Esas No: 2021/1819
Karar No: 2021/4622
Karar Tarihi: 05.04.2021
Yargıtay 10. Hukuk Dairesi 2021/1819 Esas 2021/4622 Karar Sayılı İlamı
"İçtihat Metni"
Mahkemesi :İş Mahkemesi
No : 2019/616-2020/674
Dava, hizmet tespiti istemine ilişkindir.
Mahkemece, (kapatılan) 21. Hukuk Dairesinin bozma kararına uyularak yapılan yargılama neticesinde ilamında belirtildiği şekilde davanın kısmen kabulüne karar verilmiştir.
Hükmün, davalı Kurum vekili tarafından temyiz edilmesi üzerine, temyiz isteklerinin süresinde olduğu anlaşıldıktan ve Tetkik Hakimi ... tarafından düzenlenen raporla dosyadaki kâğıtlar okunduktan sonra işin gereği düşünüldü ve aşağıdaki karar tespit edildi.
1-Dosyadaki yazılara, toplanan delillere ve hükmün dayandığı gerektirici sebeplere göre, davalı Kurum vekilinin aşağıdaki bendin kapsamı dışındaki temyiz itirazlarının reddi gerekir.
2-Mahkemenin Yargıtay Dairesince verilen bozma kararına uyması sonunda, kendisi için o kararda gösterilen şekilde inceleme ve araştırma yaparak, yine o kararda belirtilen hukuki esaslar gereğince hüküm verme yükümlülüğü doğar.
“Usuli kazanılmış hak” olarak tanımlayacağımız bu olgu mahkemeye, hükmüne uyduğu Yargıtay bozma kararında belirtilen çerçevede işlem yapma ve hüküm kurma zorunluluğu getirdiği gibi, mahkemenin kararını bozmuş olan Yargıtay Hukuk Dairesince de, sonradan, ilk bozma kararı ile benimsemiş olduğu esaslara usuli kazanılmış hakka aykırı bir şekilde ikinci bir bozma kararı verilememektedir (09.05.1960 gün ve 21/9 sayılı Yargıtay İçtihadı Birleştirme Kararı, Hukuk Genel Kurulu’nun 12.07.2006 gün, 2006/9-508 E., 2006/521 sayılı kararı).
Mahkemenin, Yargıtay’ın bozma kararına uyması ile bozma kararı lehine olan taraf yararına bir usuli kazanılmış hak doğabileceği gibi, bazı konuların bozma kararı kapsamı dışında kalması yolu ile de usuli kazanılmış hak gerçekleşebilir. (Prof. Dr. Baki KURU, Usuli Müktesep Hak (Usule İlişkin Kazanılmış Hak) Dr. A. Recai Seçkin’e Armağan, Ankara Üniversitesi Hukuk Fakültesi Yayınları No. 351 Ankara, 1974, sayfa 395 vd.)

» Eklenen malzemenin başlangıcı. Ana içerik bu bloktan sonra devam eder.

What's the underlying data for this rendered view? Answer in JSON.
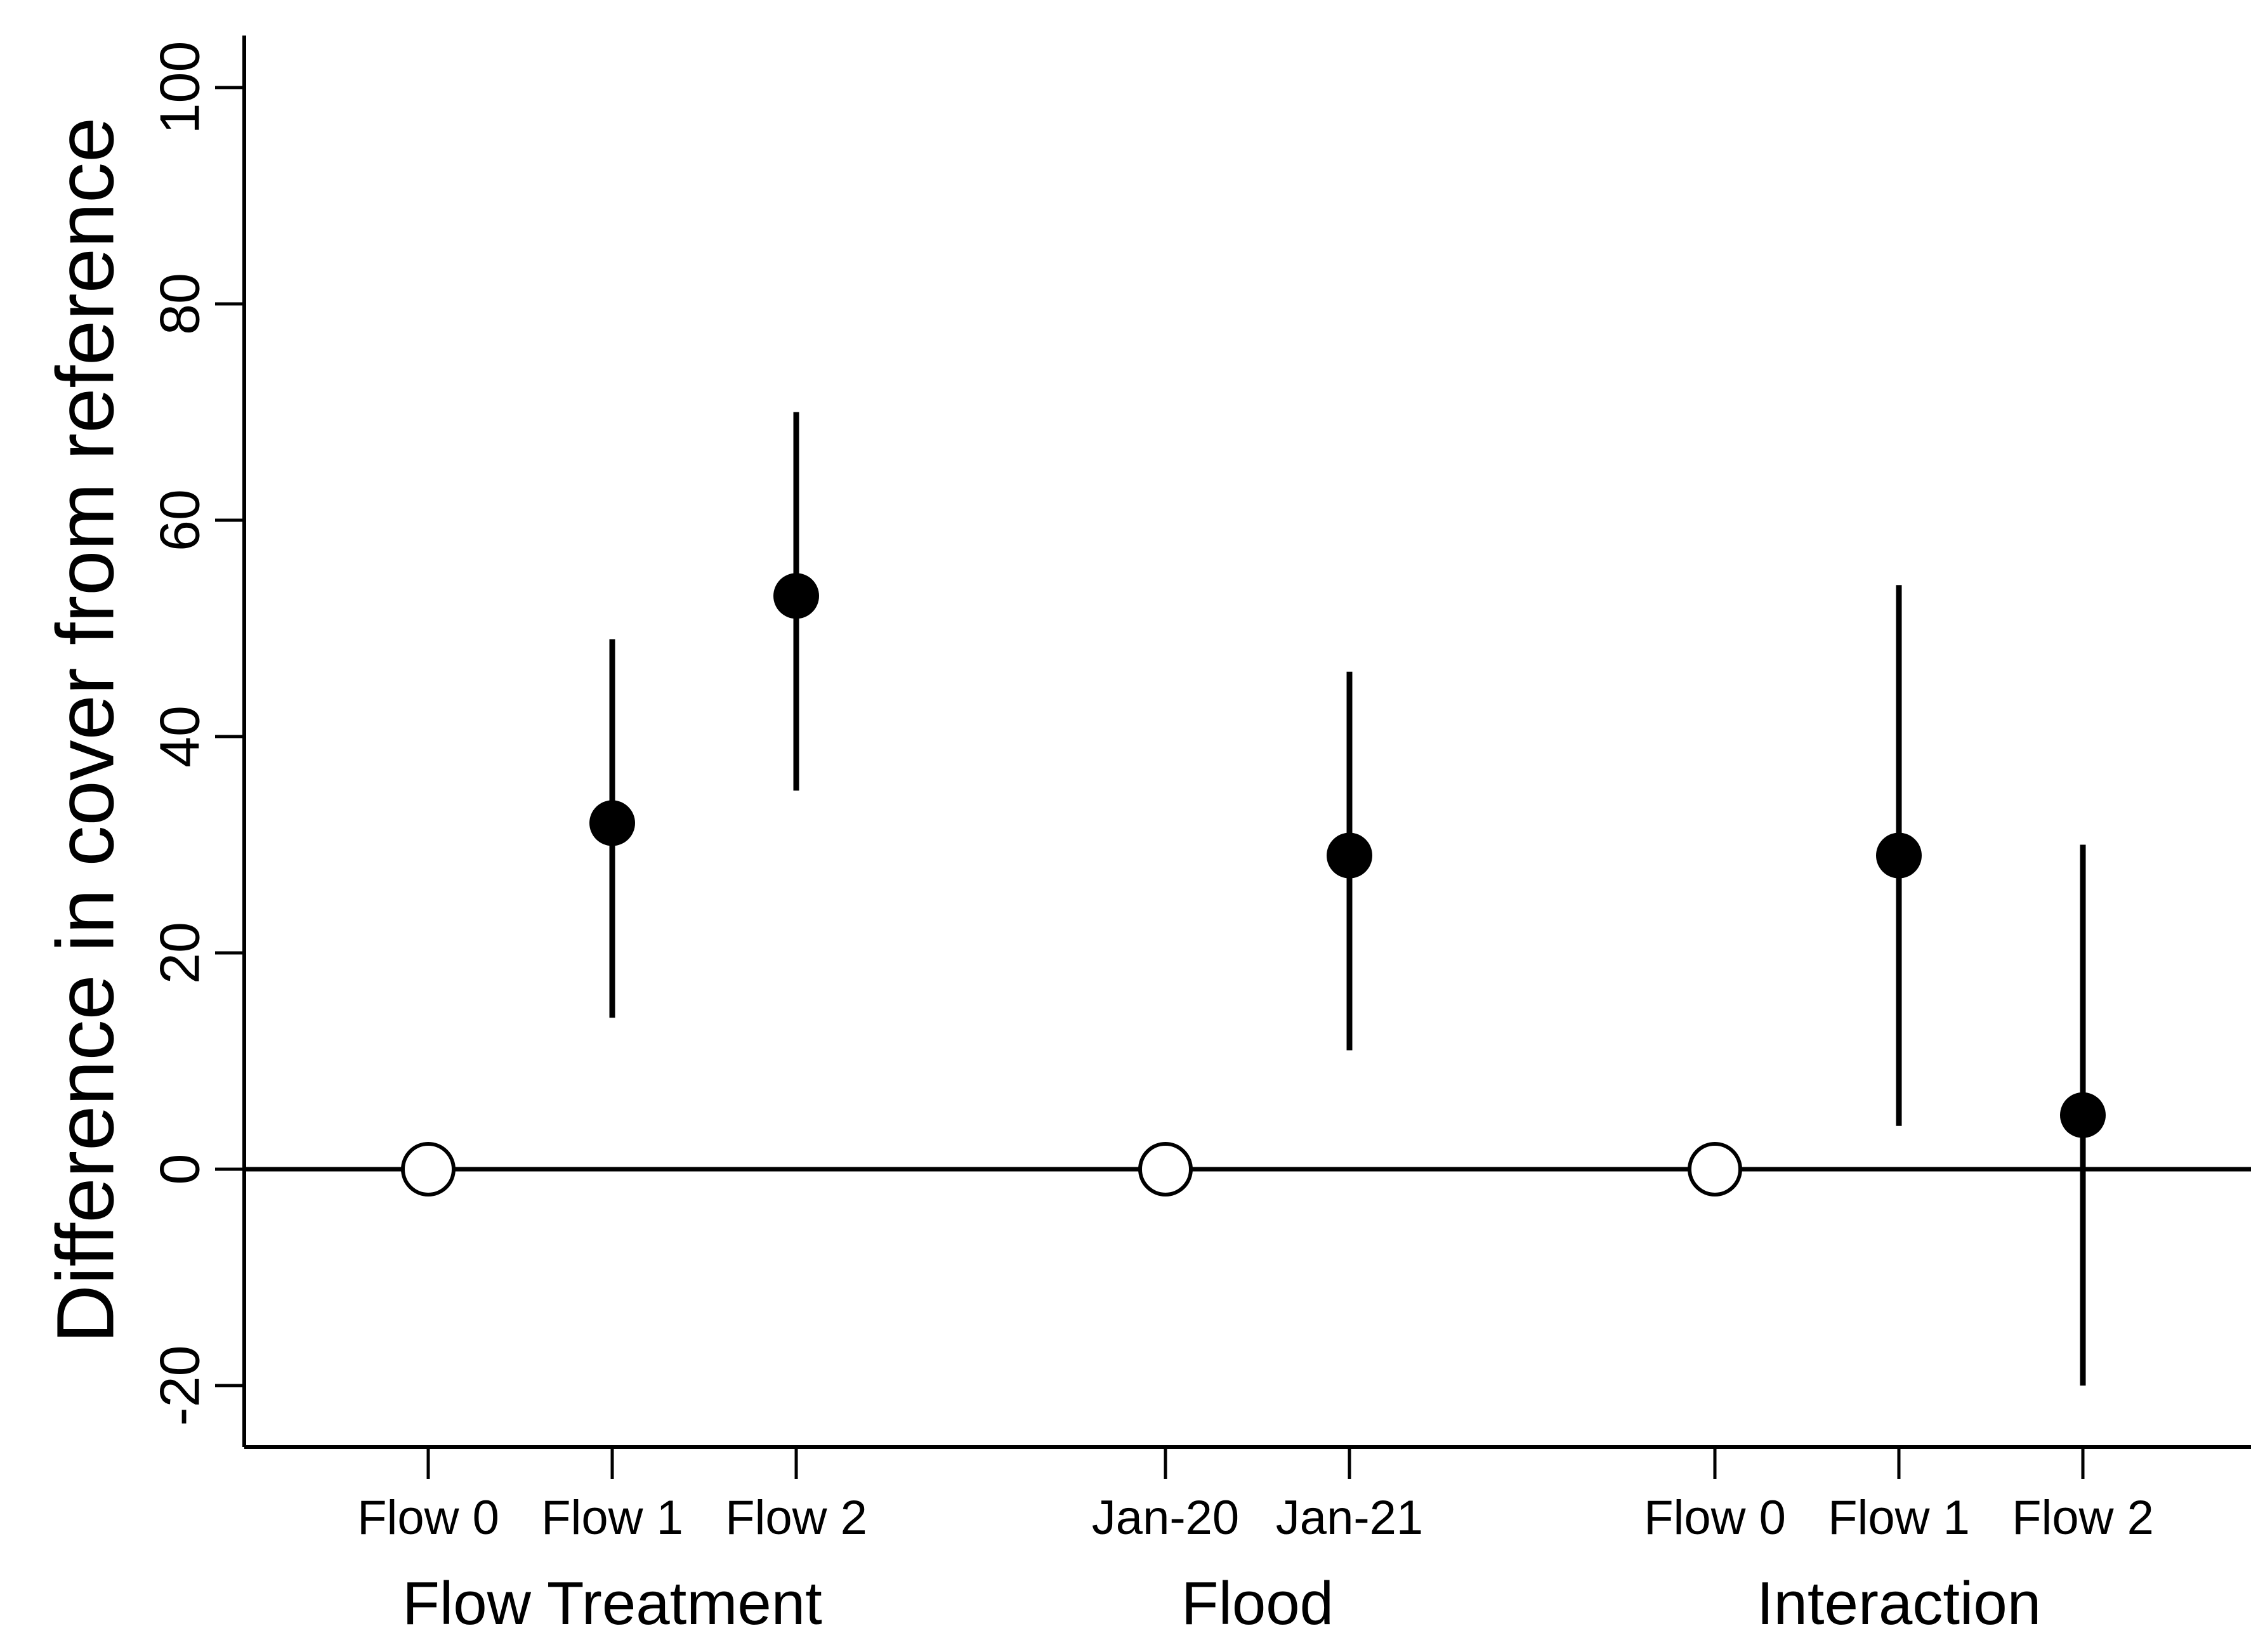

Somut olayda, mahkemece (kapatılan) 21. Hukuk Dairesinin bozma ilamına uyularak yapılan yargılama neticesinde verilen hüküm isabetliyse de; 22.03.2018 tarihli ilk hükümde, davacının 1998/2 dönemde çalışmasının 95 gün olarak kabul edildiği, ilk hükmün davacı tarafından temyiz edilmemesi nedeniyle davalılar yönünden usuli kazanılmış hak oluştuğu gözetilmeden, bozmadan sonra bu kez, davacının 1998/2 dönemde hizmetinin 100 gün olarak tespit edilmesi isabetsizdir.
Ne var ki, bu konuların düzeltilmesi yeniden yargılama yapılmasını gerektirmediğinden hüküm bozulmamalı, 01.10.2011 tarihinde yürürlüğe giren 6100 sayılı Hukuk Muhakemeleri Kanunu"nun geçici 3. maddesi yollamasıyla 1086 sayılı Hukuk Usulü Muhakemeleri Kanununun 438. maddesi gereğince düzeltilerek onanmalıdır.
SONUÇ: Hüküm fıkrasında “1998/2. dönemde 100 gün” ibaresinin silenerek yerine “1998/2. dönemde 95 gün,” yazılmasına, kararın bu şekliyle DÜZELTİLEREK ONANMASINA, 05.04.2021 gününde oybirliği ile karar verildi.